Golden State Warriors president and chief operating officer Rick Welts, a member of the Naismith Memorial Basketball Hall of Fame, will retire after the 2020-21 NBA season, it was announced Thursday.
Welts, 68, has spent 46 years working in the NBA, and in 2011, he became the most prominent sports executive to acknowledge that he is gay. He will remain with the Warriors as an advisor, and the team said it would likely name a new president within a week.
"One of the things I've always been good at, is knowing the right time to leave a position I've been in," Welts, 68, told Marc J. Spears of The Undefeated. "For me, the time is perfect. When we were having the [retirement] discussion, nobody saw a pandemic. If it would have been a year ago, I think I would have struggled with that just because we were a total mess. We would have no idea how to find our way out of this. That would have not been a good look for me and the organization.
"Now, just this week, we have state guidance to maybe have fans in the stands hopefully before April is over and a path, hopefully, towards normalcy next year. I'm ready. The organization is ready. We're not going to miss a beat. ... I've done the big things that I can do. It's time to pass that on to somebody else."

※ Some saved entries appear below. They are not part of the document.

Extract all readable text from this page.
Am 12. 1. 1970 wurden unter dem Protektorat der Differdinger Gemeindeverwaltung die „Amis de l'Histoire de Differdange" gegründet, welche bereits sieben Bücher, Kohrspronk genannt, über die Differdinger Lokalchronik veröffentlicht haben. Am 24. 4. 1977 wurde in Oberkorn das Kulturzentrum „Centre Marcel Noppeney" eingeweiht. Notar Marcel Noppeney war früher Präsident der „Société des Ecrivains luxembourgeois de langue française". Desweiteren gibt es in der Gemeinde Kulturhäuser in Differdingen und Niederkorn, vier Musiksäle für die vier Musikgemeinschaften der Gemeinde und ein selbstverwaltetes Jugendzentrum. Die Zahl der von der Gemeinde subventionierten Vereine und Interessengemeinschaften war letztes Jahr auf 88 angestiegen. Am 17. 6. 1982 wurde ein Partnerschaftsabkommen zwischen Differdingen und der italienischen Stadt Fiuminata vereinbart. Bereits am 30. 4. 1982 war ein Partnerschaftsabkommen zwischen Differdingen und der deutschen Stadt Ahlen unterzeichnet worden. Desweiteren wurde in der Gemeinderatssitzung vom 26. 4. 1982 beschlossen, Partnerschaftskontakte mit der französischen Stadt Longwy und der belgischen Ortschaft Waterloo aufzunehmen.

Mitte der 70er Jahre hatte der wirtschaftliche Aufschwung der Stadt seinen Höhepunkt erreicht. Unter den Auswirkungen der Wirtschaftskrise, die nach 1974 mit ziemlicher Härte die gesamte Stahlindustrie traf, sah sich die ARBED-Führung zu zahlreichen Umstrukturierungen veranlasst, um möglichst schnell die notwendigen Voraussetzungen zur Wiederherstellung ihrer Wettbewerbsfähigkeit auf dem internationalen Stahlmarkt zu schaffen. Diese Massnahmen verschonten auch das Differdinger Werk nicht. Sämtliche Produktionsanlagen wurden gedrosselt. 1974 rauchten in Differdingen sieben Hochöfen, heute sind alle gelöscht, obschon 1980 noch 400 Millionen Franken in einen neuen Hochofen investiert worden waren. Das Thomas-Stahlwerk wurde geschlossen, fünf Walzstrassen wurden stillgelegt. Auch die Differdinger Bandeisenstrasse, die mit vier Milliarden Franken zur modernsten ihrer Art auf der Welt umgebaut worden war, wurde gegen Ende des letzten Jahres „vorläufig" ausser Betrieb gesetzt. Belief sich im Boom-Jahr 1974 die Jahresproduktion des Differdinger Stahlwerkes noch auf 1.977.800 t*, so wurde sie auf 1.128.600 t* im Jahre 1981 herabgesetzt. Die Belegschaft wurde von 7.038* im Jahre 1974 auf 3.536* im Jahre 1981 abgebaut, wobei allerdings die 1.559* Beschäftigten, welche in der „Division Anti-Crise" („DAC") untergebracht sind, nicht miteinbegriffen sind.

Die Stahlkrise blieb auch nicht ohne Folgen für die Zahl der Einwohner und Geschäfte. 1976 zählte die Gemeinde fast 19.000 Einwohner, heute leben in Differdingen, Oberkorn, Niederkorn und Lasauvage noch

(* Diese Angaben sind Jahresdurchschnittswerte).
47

Welts began his NBA career as a ball boy with the Seattle SuperSonics in 1969, eventually working his way up to becoming the team's public relations director when it won a championship in 1979.
He also worked with the Phoenix Suns from 2002 to '11, holding roles as president and CEO. The Seattle native has seen the Warriors win three NBA titles during his 11 years with the franchise and also oversaw the building of their state-of-the-art Chase Center in San Francisco.
"His intuition proved to be spot-on as his leadership, vision, creativity and relationship-building enabled us to reach heights never seen before in the NBA on the business side," Warriors co-executive chairman and CEO Joe Lacob said in a statement. "We thank him for his incredible contributions to our franchise and, more importantly, the class and character with which he represented our organization each day."
Warriors forward Draymond Green said Welts' retirement will be "a big blow" for the team, while head coach Steve Kerr called Welts "a huge part of the resurgence of the Warriors franchise since his arrival."
"He was so instrumental in so much of what has happened with this franchise," said Kerr, who also worked with Welts when he was general manager of the Suns from 2007-10. "The championships, the new arena. The brand that is now the Warriors didn't really feel the same 10 years ago. So I want to say thank you to Rick for all of his incredible work and his amazing career. I know he's not actually retiring, I know he's going to continue to do a lot of great stuff, but we're really going to miss him with the Warriors and it's been an absolute pleasure to work with Rick over the years."
Welts also played a major role in marketing the NBA during his 17 years as an executive with the league. In addition to developing the idea for an NBA All-Star Weekend in 1984, he also promoted the Dream Team and the WNBA.
"Simply put, Rick Welts played a transformational role in creating the modern NBA during his more than 40 years as a pioneering league and team executive," NBA commissioner Adam Silver said. "His extraordinary vision, leadership and humanity have defined his Hall of Fame career, which has set the standard of excellence in the sports industry.
"I had the tremendous good fortune to learn about the business of the NBA and its teams directly from Rick in my early years at the league office and have always appreciated his friendship and generosity. As he transitions into his next endeavor, I have no doubt that Rick will continue to leave his mark on the game and the greater sports business."
Welts told The Undefeated that he expects to live with his husband, Todd Gage, in Sacramento and San Francisco during retirement and plans to travel to Europe once the pandemic ends. He also still plans to attend and watch a lot of NBA games.